# S. manueli



## Ex0dus (Jun 29, 2005)

It seems that almost everybody that has owned a manny has experienced death. You have people like Jonas and Craig Stable who are experienced piranha keepers who had their mannys die unexpectedly. There are numerous other keepers who have kept mannys w/ similiar results. Do mannys have a higher death rate in captivity?


----------



## Guest (Jan 16, 2006)

Yes they do. They are one of those fish it may be best leaving to the wild. Juveniles seem to do well but as they grow they do fall victim to unknown causes. Water chemistry, measurable, is usually fine.

They also ship terribly, proving they are a more delicate species than most. They never reach anywhere near their full size within a captive enviroment.

Shame really, they are a very nice fish.


----------



## Judazzz (Jan 13, 2003)

I agree that Manueli's seem to be a more sensitive species than most, if not all other piranha species. I mean, I've experienced it myself. I have to add however that until my manny got sick and died a few days later, he was perfectly healthy, very colorful, very active: his illness occurred literally over night, but before that I never had any problems with him. Apart from the fact that he was a picky eater, and only accepted shrimp, live fish and very sporadically some smelt: he did grow nicely however - some 1,25" per year.

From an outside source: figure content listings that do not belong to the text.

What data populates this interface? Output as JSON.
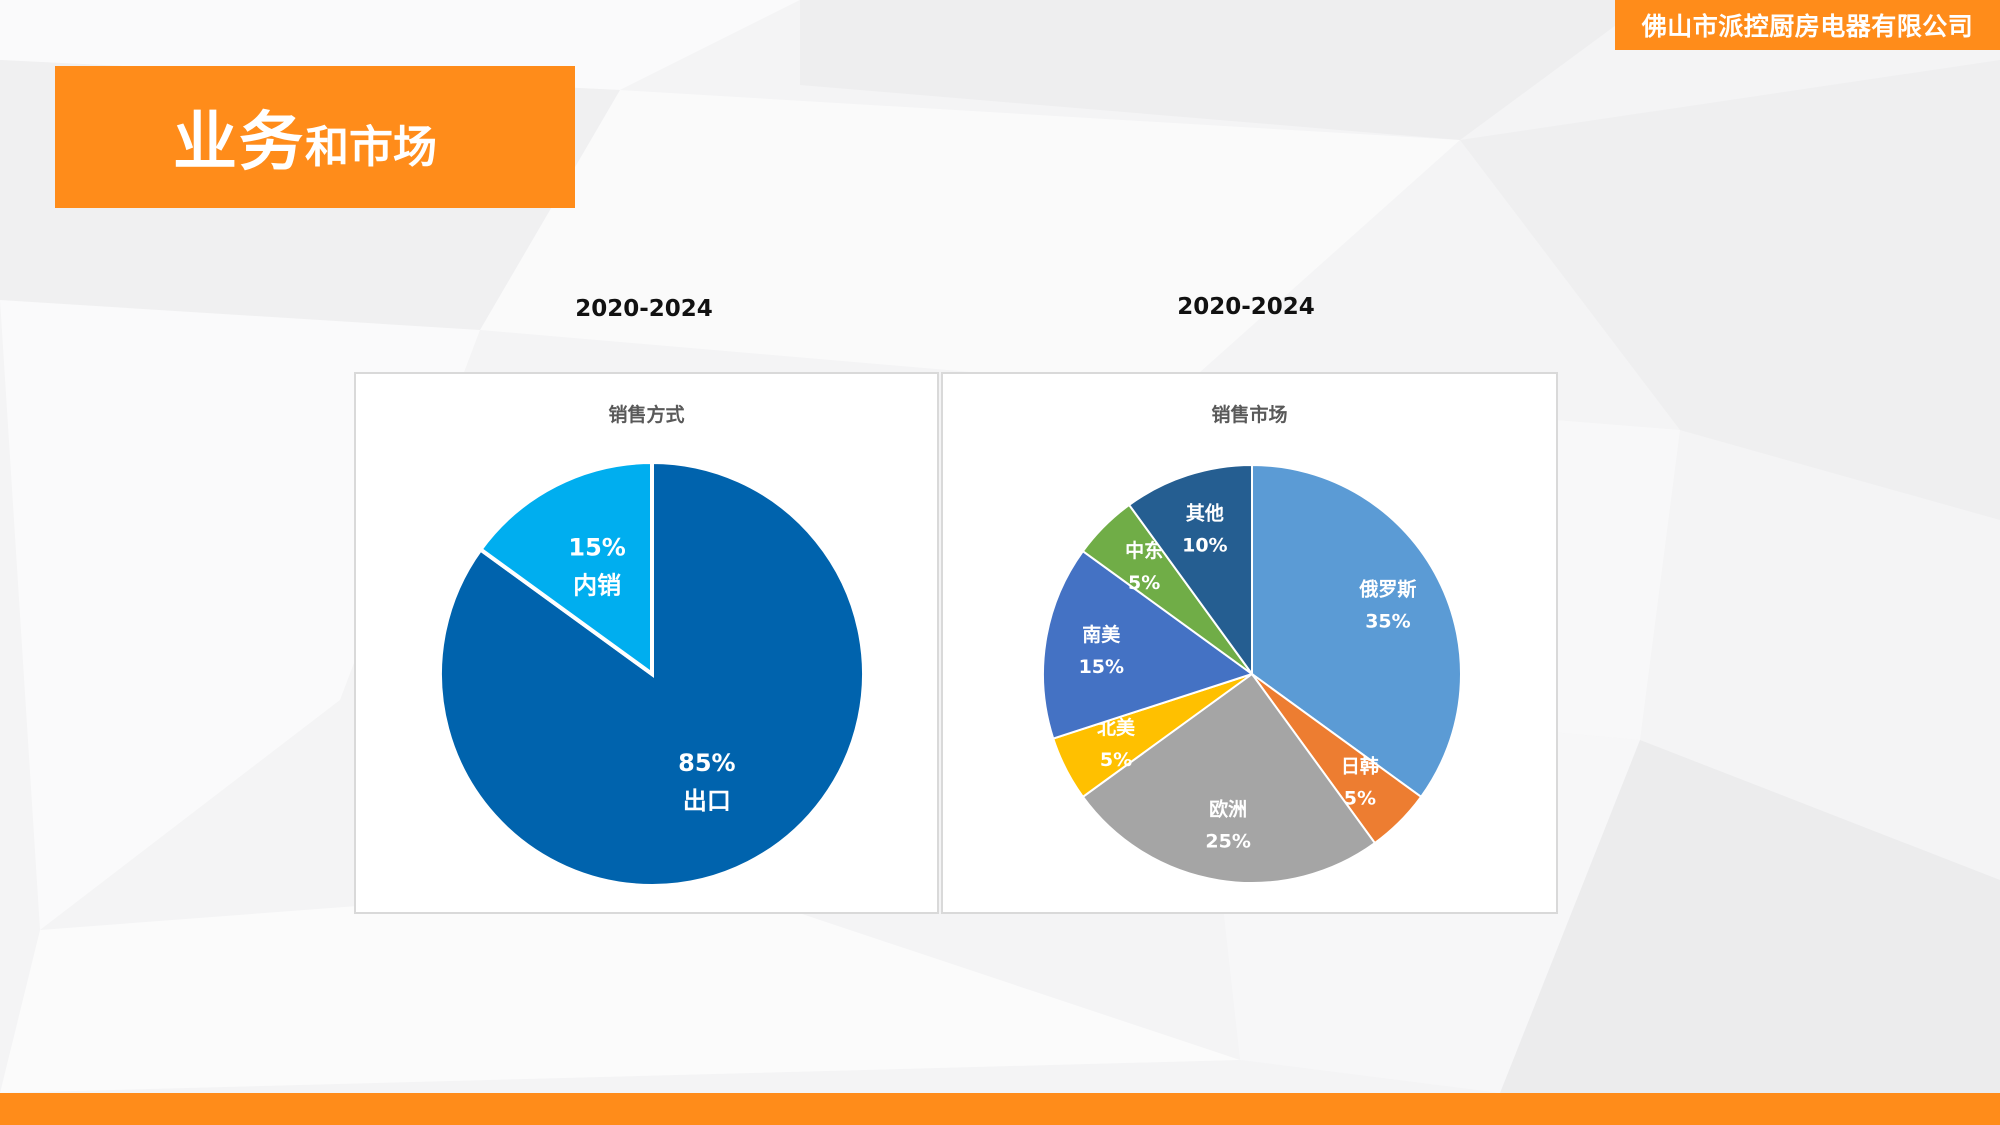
{
  "company": "佛山市派控厨房电器有限公司",
  "title": {
    "big": "业务",
    "small": "和市场"
  },
  "charts": [
    {
      "year": "2020-2024",
      "chart_data": {
        "type": "pie",
        "title": "销售方式",
        "slices": [
          {
            "name": "出口",
            "value": 85,
            "label": "85%",
            "color": "#0063ad"
          },
          {
            "name": "内销",
            "value": 15,
            "label": "15%",
            "color": "#00aeef"
          }
        ]
      }
    },
    {
      "year": "2020-2024",
      "chart_data": {
        "type": "pie",
        "title": "销售市场",
        "slices": [
          {
            "name": "俄罗斯",
            "value": 35,
            "label": "35%",
            "color": "#5b9bd5"
          },
          {
            "name": "日韩",
            "value": 5,
            "label": "5%",
            "color": "#ed7d31"
          },
          {
            "name": "欧洲",
            "value": 25,
            "label": "25%",
            "color": "#a5a5a5"
          },
          {
            "name": "北美",
            "value": 5,
            "label": "5%",
            "color": "#ffc000"
          },
          {
            "name": "南美",
            "value": 15,
            "label": "15%",
            "color": "#4472c4"
          },
          {
            "name": "中东",
            "value": 5,
            "label": "5%",
            "color": "#70ad47"
          },
          {
            "name": "其他",
            "value": 10,
            "label": "10%",
            "color": "#255e91"
          }
        ]
      }
    }
  ]
}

Having said this, there are also examples of Manny's that do extremely well in captivity, imo. Fliptasciouz' Manny Sweettooth being the best example, as the pics below clearly illustrate:








03-2005









Now

I do have to add however that this is one of the very few examples known to me of a Manueli that starts to loose his juvenile Green Tiger looks in favor of an adult look. But damn, what a looker that specimen is


----------



## fliptasciouz (Jul 4, 2004)

Ever since jonas broke the news of losing his manny then craig afterwards, i felt like i had to do something to prevent this from occuring to my manny. I made a few upgrades by adding more oxygen and maintaining an acidic tank which happens to be 6.6-6.8 for the past 5 months. Jonas was actually the first member that i asked here in piranha-fury about my Manueli diet. So far i am still using the same method of diet with an exception of adding some vitamin supplements and pellets for occational treat.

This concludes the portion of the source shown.